In all of these, Mandy narrowly makes it past second base, but when you’ve never kissed a boy and the most explicit sex scene you’ve ever seen is the one from Titanic, they seem like the height of romance. This was especially true for How to Deal, which in addition to the dam makeout included a montage where Halley and Macon go to an all-night Star Wars marathon, then play with lightsabers on the street. Even now, when I am 29 and unable to stay up past 11 p.m. without the aid of caffeine, this sounds like the greatest date I could ever imagine.

Critics were not kind to How to Deal when it came out, calling it “a hopelessly shallow soap opera” and “the worst episode of Gilmore Girls ever.” I’ve never seen Gilmore Girls so I can’t speak to that point (don’t @ me), but I can say that the teen pregnancy storyline seemed trite even to 16-year-old me, as did the use of “Do You Realize?” to soundtrack a funeral. I also remember my friends and I taking offense to the way the movie altered the plots of two of our favorite Sarah Dessen novels, even though How to Deal had the girl ending up with the guy when the book with Macon in it did not. Still, through some combination of Trent Ford’s man bangs and Mandy Moore’s unimpeachable charm, the movie became one of my favorites and a staple of the sleepover circuit.

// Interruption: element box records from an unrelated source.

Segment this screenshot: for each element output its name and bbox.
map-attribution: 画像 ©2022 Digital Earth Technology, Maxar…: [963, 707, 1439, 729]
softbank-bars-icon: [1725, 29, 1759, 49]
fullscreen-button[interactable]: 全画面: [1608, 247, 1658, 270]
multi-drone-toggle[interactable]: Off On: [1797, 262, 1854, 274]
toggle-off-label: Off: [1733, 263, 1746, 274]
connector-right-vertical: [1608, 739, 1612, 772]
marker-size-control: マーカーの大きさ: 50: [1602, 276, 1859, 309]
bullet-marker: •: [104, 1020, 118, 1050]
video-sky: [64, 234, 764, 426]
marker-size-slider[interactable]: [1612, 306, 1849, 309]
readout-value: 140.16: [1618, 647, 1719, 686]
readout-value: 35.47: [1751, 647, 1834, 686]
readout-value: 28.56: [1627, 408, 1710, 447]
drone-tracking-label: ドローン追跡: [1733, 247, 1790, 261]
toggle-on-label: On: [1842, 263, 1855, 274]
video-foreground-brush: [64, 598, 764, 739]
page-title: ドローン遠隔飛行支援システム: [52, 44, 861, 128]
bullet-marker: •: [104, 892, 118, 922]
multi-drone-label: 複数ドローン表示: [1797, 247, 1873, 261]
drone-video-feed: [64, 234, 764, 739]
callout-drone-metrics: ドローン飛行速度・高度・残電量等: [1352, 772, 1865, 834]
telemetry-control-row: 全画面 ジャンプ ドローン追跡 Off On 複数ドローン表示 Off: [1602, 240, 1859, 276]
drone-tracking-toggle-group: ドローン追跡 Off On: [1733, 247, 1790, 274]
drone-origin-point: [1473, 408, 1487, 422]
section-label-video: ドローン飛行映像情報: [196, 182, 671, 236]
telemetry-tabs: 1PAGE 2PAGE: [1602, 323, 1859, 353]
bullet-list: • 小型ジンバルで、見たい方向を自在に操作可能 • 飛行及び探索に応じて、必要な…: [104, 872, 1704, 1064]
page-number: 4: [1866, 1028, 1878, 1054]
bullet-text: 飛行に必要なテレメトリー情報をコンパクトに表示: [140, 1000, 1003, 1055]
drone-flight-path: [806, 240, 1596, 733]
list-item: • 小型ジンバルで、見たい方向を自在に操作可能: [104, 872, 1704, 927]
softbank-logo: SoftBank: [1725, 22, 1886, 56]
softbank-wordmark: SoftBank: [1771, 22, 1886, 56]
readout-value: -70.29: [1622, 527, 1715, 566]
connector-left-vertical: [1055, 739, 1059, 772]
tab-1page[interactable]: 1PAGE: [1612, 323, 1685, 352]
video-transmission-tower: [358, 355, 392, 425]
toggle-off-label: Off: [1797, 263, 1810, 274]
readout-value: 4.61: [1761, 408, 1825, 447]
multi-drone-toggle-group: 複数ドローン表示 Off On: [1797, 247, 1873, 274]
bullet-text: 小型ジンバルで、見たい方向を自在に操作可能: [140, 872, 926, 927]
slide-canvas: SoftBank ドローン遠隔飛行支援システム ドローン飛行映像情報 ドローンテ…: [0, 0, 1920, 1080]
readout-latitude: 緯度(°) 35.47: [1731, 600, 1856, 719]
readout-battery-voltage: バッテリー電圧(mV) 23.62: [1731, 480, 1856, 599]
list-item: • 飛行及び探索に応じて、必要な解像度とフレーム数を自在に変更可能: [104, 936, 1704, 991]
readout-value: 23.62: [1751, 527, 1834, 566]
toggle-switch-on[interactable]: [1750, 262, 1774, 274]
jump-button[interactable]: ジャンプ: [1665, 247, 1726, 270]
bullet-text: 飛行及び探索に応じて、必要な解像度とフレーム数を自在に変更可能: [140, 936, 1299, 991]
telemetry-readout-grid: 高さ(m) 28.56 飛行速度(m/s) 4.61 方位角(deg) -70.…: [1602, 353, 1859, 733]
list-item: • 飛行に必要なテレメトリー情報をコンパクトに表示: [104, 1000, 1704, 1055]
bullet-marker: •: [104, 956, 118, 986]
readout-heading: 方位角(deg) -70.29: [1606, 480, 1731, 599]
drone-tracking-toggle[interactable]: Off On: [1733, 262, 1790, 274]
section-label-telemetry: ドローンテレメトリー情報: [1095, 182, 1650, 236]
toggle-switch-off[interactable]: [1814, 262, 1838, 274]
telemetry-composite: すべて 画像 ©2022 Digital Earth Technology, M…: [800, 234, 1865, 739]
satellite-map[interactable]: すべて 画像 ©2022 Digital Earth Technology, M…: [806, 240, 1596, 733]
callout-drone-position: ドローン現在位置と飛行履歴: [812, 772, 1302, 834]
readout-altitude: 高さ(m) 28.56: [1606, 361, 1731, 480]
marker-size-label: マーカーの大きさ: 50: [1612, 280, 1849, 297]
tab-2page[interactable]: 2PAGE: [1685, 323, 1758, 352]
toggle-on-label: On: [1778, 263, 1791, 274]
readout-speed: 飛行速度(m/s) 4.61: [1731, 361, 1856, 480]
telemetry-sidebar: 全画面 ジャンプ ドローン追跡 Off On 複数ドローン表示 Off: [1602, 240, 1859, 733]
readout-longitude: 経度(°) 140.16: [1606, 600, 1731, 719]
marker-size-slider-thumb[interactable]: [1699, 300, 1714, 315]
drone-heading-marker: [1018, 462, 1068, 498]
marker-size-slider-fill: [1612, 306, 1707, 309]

Mandy Moore hasn’t ever stopped acting, but she’s never quite replicated the visibility she had back when she was still a teen idol pursuing a pop career. That could change now that she’s back on TV with the much-buzzed-about NBC drama This Is Us, which is already getting great reviews and promising to make you cry all over your sofa blanket. I am obviously going to watch it to support Mandy, but I’m skeptical that it will affect me anywhere near as deeply as How to Deal did, because nothing ever really has. Romance novels with actual sex? Nope. Actual boyfriend writing a poem for me? LOL, no way, that thing was terrible. But Mandy making out with that guy in front of a stupid dam? You bet.